The FCA has published the results of its work into the public policy implications of an ageing population and how both the regulator and the wider financial services industry can better support their needs.

This is the first in a series of documents focusing on the needs, attitudes and behaviour of consumers which will feed into an overarching ‘Approach to Consumers’ strategy to be published later this year.

The FCA’s Occasional Paper 31 details the risks that arise when the financial services needs of older generations aren’t met, resulting in exclusion and potentially poor outcomes. They are also more likely to experience periodic or permanent vulnerability.

While the FCA isn’t proposing any additional rules or guidance at this stage, the regulator has outlined a number of areas for firms to consider, split into three distinct areas.

1. Product and service design

Very often, products and services are designed with an ideal or ‘perfect’ customer in mind, not taking into account the needs of older customers, or those with specific weaknesses. Systems and policies to do with "the customer journey" are also not designed with enough flexibility to take a real individual’s circumstances into account.

Firms should consider:

  • anticipating the current and future needs of older customers in their target markets;
  • providing additional support or alternative access channels for weak or elderly consumers; and
  • testing products on a range of consumers, including older customers.

2. Customer support

Although the FCA does not expect firms to build processes around the needs of the UK's ageing population, it wants firms to think how they can provide older customers with greater support in the following ways.

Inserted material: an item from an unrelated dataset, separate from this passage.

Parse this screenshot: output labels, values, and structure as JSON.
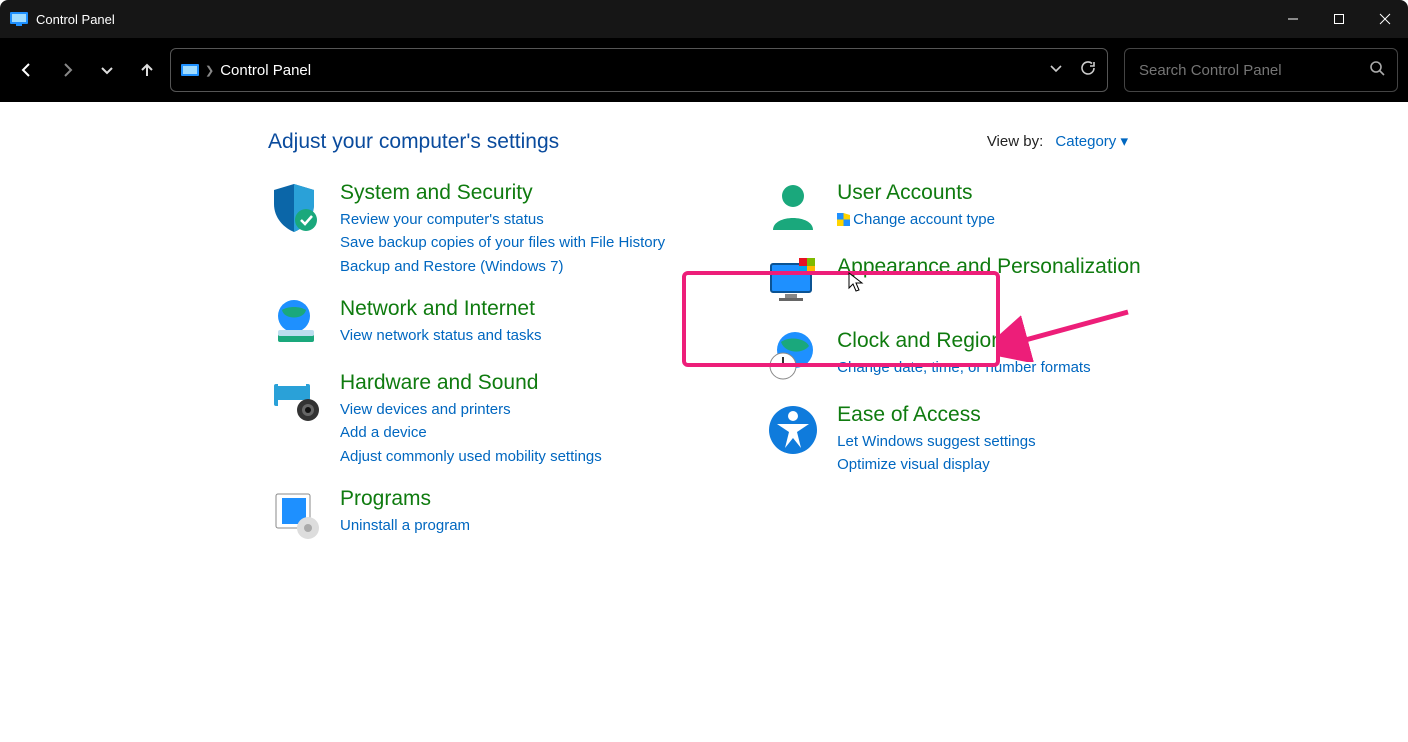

Finding the most appropriate products and services to meet their needs.
Helping them to realise when they are experiencing difficulties and encouraging them to talk about those difficulties.
Taking steps to put the appropriate support in place when customers require it, or in the event of their needs changing.

3. Continual reviews and adaptations

The market is constantly changing, so no firm is conducting a once-only exercise when it meets the needs of older consumers. Such a job requires continual, strategic changes. The FCA thinks that they should work out whether it is worth adapting or retaining channels for those consumers who rely on them. It also thinks that they should never stop reviewing their strategies, business models, policies, controls and management information (MI) to ensure that they remain appropriate in the light of changing needs among customers.

Related matters

The FCA also said that it had been exploring other, related subjects and had made some findings. Under one heading, that of "engagement with retail banking," it said that staff can be trained to notice when a customer is experiencing difficulties and refer him quickly to a specialist team; that banks might think of creating safe environments and cultures in which customers are comfortable to talk about the difficulties that they are experiencing; that they might work out how to identify people who are finding a specific transaction or interaction particularly 'challenging' and try to remove them from standard processes and provide specialist support; and that they might consider the needs of their older consumers when developing distribution channels or plugging in new technology.

Under another heading, that of "third party access and planning ahead," it said that firms and their trade bodies (such as the British Bankers Association, which has done some work in this regard) could consider making it easier for older people and their carers to set up and use third party access arrangements safely. Under yet another heading, entitled "later life lending," it said that lenders and intermediaries could consider how to 'signpost' consumers to alternatives when they 'decline someone' due to an upper age limit or affordability. They could do this by saying that a ‘no’ from one firm does not necessarily mean a lack of eligibility across the board, while pointing out alternatives.